Copying gs://rl-language/model/finetune-squad-v01/inference_eval/squad_v010_allanswers-1020000.jsonl...
Copying gs://rl-language/model/finetune-squad-v01/inference_eval/squad_v010_allanswers-1016000.jsonl...
Copying gs://rl-language/model/finetune-squad-v01/inference_eval

In [13]:
! python -m t5.scripts.parse_tb \
  --summary_dir={VAL_DIR} \
  --seqio_summaries \
  --out_file=./results.csv \
  --alsologtostderr

 This a JAX bug; please report an issue at https://github.com/google/jax/issues
  _warn(f"cloud_tpu_init failed: {repr(exc)}\n This a JAX bug; please report "
2022-07-13 14:02:27.723792: E tensorflow/stream_executor/cuda/cuda_driver.cc:271] failed call to cuInit: CUDA_ERROR_NO_DEVICE: no CUDA-capable device is detected
I0713 14:02:27.726068 140507816245056 parse_tb.py:62] No evaluation events found in /home/renatoleite/workspace/t5x-sandbox/rl-tests/finetune_small_squad/inference_eval


### Metric Explanations

By default, t5x logs many metrics to TensorBoard, many of these seem similar but
have important distinctions.

The first two graphs you will see are the `accuracy` and `cross_ent_loss`
graphs. These are the *token-level teacher-forced* accuracy and cross entropy
loss respectively. Each of these graphs can have multiple curves on them. The
first curve is the `train` curve. This is calculated as a running sum than is
then normalized over the whole training set. The second class of curves have the
form `training_eval/${task_name}`. These curves are created by running a subset
(controlled by the `eval_steps` parameter of the main train function) of the
validation split of `${task_name}` through the model and calculating these
metrics using teacher-forcing. These graphs can commonly be used to find
"failure to learn" cases and as a warning sign of overfitting, but these are
often not the final metrics one would report on.

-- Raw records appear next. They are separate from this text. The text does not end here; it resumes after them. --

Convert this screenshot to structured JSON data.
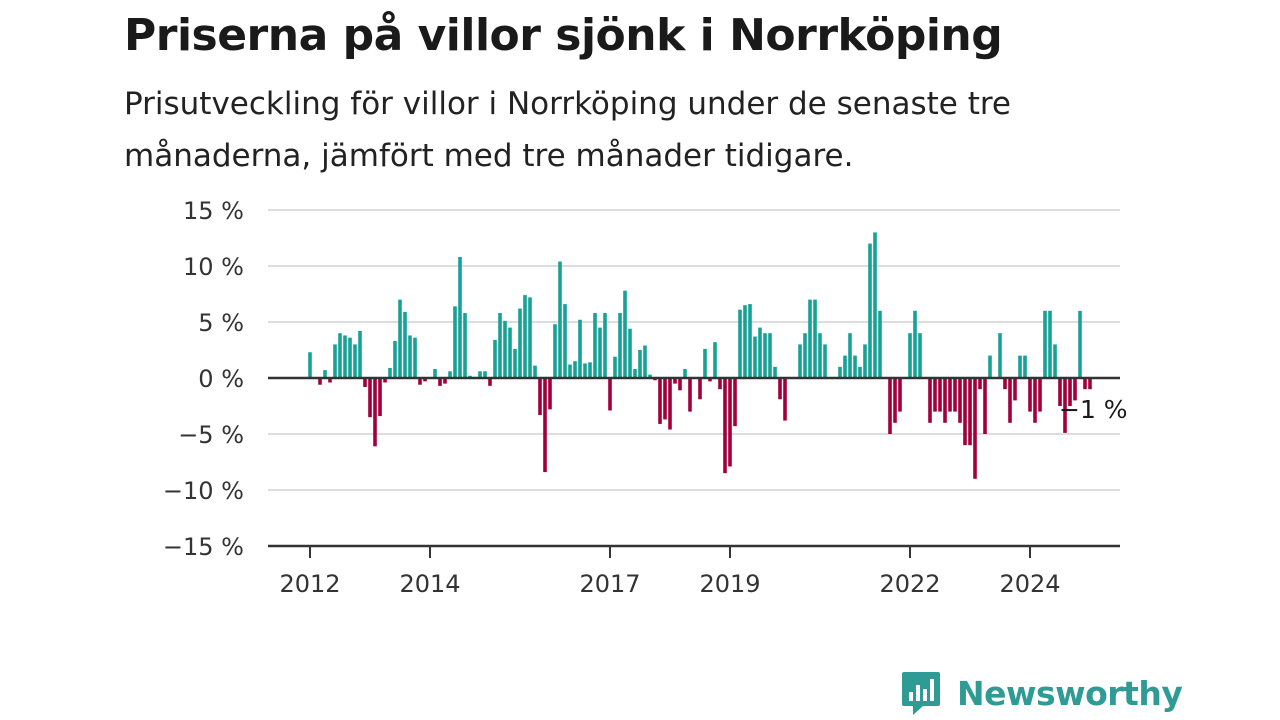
{
  "header": {
    "title": "Priserna på villor sjönk i Norrköping",
    "subtitle": "Prisutveckling för villor i Norrköping under de senaste tre månaderna, jämfört med tre månader tidigare."
  },
  "brand": {
    "name": "Newsworthy"
  },
  "colors": {
    "positive": "#17a298",
    "negative": "#a3003b",
    "grid": "#dddddd",
    "axis": "#333333",
    "brand": "#2e9c95"
  },
  "chart_data": {
    "type": "bar",
    "title": "Priserna på villor sjönk i Norrköping",
    "subtitle": "Prisutveckling för villor i Norrköping under de senaste tre månaderna, jämfört med tre månader tidigare.",
    "xlabel": "",
    "ylabel": "",
    "ylim": [
      -15,
      15
    ],
    "yticks": [
      15,
      10,
      5,
      0,
      -5,
      -10,
      -15
    ],
    "ytick_labels": [
      "15 %",
      "10 %",
      "5 %",
      "0 %",
      "−5 %",
      "−10 %",
      "−15 %"
    ],
    "xticks": [
      {
        "date": "2012-01",
        "label": "2012"
      },
      {
        "date": "2014-01",
        "label": "2014"
      },
      {
        "date": "2017-01",
        "label": "2017"
      },
      {
        "date": "2019-01",
        "label": "2019"
      },
      {
        "date": "2022-01",
        "label": "2022"
      },
      {
        "date": "2024-01",
        "label": "2024"
      }
    ],
    "grid": true,
    "annotation": {
      "date": "2025-01",
      "value": -1,
      "text": "−1 %"
    },
    "categories": [
      "2012-01",
      "2012-02",
      "2012-03",
      "2012-04",
      "2012-05",
      "2012-06",
      "2012-07",
      "2012-08",
      "2012-09",
      "2012-10",
      "2012-11",
      "2012-12",
      "2013-01",
      "2013-02",
      "2013-03",
      "2013-04",
      "2013-05",
      "2013-06",
      "2013-07",
      "2013-08",
      "2013-09",
      "2013-10",
      "2013-11",
      "2013-12",
      "2014-01",
      "2014-02",
      "2014-03",
      "2014-04",
      "2014-05",
      "2014-06",
      "2014-07",
      "2014-08",
      "2014-09",
      "2014-10",
      "2014-11",
      "2014-12",
      "2015-01",
      "2015-02",
      "2015-03",
      "2015-04",
      "2015-05",
      "2015-06",
      "2015-07",
      "2015-08",
      "2015-09",
      "2015-10",
      "2015-11",
      "2015-12",
      "2016-01",
      "2016-02",
      "2016-03",
      "2016-04",
      "2016-05",
      "2016-06",
      "2016-07",
      "2016-08",
      "2016-09",
      "2016-10",
      "2016-11",
      "2016-12",
      "2017-01",
      "2017-02",
      "2017-03",
      "2017-04",
      "2017-05",
      "2017-06",
      "2017-07",
      "2017-08",
      "2017-09",
      "2017-10",
      "2017-11",
      "2017-12",
      "2018-01",
      "2018-02",
      "2018-03",
      "2018-04",
      "2018-05",
      "2018-06",
      "2018-07",
      "2018-08",
      "2018-09",
      "2018-10",
      "2018-11",
      "2018-12",
      "2019-01",
      "2019-02",
      "2019-03",
      "2019-04",
      "2019-05",
      "2019-06",
      "2019-07",
      "2019-08",
      "2019-09",
      "2019-10",
      "2019-11",
      "2019-12",
      "2020-01",
      "2020-02",
      "2020-03",
      "2020-04",
      "2020-05",
      "2020-06",
      "2020-07",
      "2020-08",
      "2020-09",
      "2020-10",
      "2020-11",
      "2020-12",
      "2021-01",
      "2021-02",
      "2021-03",
      "2021-04",
      "2021-05",
      "2021-06",
      "2021-07",
      "2021-08",
      "2021-09",
      "2021-10",
      "2021-11",
      "2021-12",
      "2022-01",
      "2022-02",
      "2022-03",
      "2022-04",
      "2022-05",
      "2022-06",
      "2022-07",
      "2022-08",
      "2022-09",
      "2022-10",
      "2022-11",
      "2022-12",
      "2023-01",
      "2023-02",
      "2023-03",
      "2023-04",
      "2023-05",
      "2023-06",
      "2023-07",
      "2023-08",
      "2023-09",
      "2023-10",
      "2023-11",
      "2023-12",
      "2024-01",
      "2024-02",
      "2024-03",
      "2024-04",
      "2024-05",
      "2024-06",
      "2024-07",
      "2024-08",
      "2024-09",
      "2024-10",
      "2024-11",
      "2024-12",
      "2025-01"
    ],
    "values": [
      2.3,
      0,
      -0.6,
      0.7,
      -0.4,
      3.0,
      4.0,
      3.8,
      3.6,
      3.0,
      4.2,
      -0.8,
      -3.5,
      -6.1,
      -3.4,
      -0.4,
      0.9,
      3.3,
      7.0,
      5.9,
      3.8,
      3.6,
      -0.6,
      -0.3,
      0,
      0.8,
      -0.7,
      -0.5,
      0.6,
      6.4,
      10.8,
      5.8,
      0.2,
      0.1,
      0.6,
      0.6,
      -0.7,
      3.4,
      5.8,
      5.1,
      4.5,
      2.6,
      6.2,
      7.4,
      7.2,
      1.1,
      -3.3,
      -8.4,
      -2.8,
      4.8,
      10.4,
      6.6,
      1.2,
      1.5,
      5.2,
      1.3,
      1.4,
      5.8,
      4.5,
      5.8,
      -2.9,
      1.9,
      5.8,
      7.8,
      4.4,
      0.8,
      2.5,
      2.9,
      0.3,
      -0.2,
      -4.1,
      -3.7,
      -4.6,
      -0.5,
      -1.1,
      0.8,
      -3.0,
      0,
      -1.9,
      2.6,
      -0.3,
      3.2,
      -1.0,
      -8.5,
      -7.9,
      -4.3,
      6.1,
      6.5,
      6.6,
      3.7,
      4.5,
      4.0,
      4.0,
      1.0,
      -1.9,
      -3.8,
      0,
      0,
      3.0,
      4.0,
      7.0,
      7.0,
      4.0,
      3.0,
      0,
      0,
      1.0,
      2.0,
      4.0,
      2.0,
      1.0,
      3.0,
      12.0,
      13.0,
      6.0,
      0,
      -5.0,
      -4.0,
      -3.0,
      0,
      4.0,
      6.0,
      4.0,
      0,
      -4.0,
      -3.0,
      -3.0,
      -4.0,
      -3.0,
      -3.0,
      -4.0,
      -6.0,
      -6.0,
      -9.0,
      -1.0,
      -5.0,
      2.0,
      0,
      4.0,
      -1.0,
      -4.0,
      -2.0,
      2.0,
      2.0,
      -3.0,
      -4.0,
      -3.0,
      6.0,
      6.0,
      3.0,
      -2.5,
      -4.9,
      -2.5,
      -2.0,
      6.0,
      -1.0,
      -1.0
    ]
  }
}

The second set of graphs are the ones under the collapsible `eval` section in
TensorBoard. These graphs are created based on the `metric_fns` defined in the
SeqIO task. The curves on these graphs have the form
`inference_eval/${task_name}`. Values are calculated by running the whole
validation split through the model in inference mode, commonly auto-regressive
decoding or output scoring. Most likely these are the metrics that will be
reported.

More information about the configuration of the datasets used for these
different metrics can be found [here](#train-train-eval-and-infer-eval).

In summary, the metric you actually care about most likely lives under the
`eval` tab rather, than in the `accuracy` graph.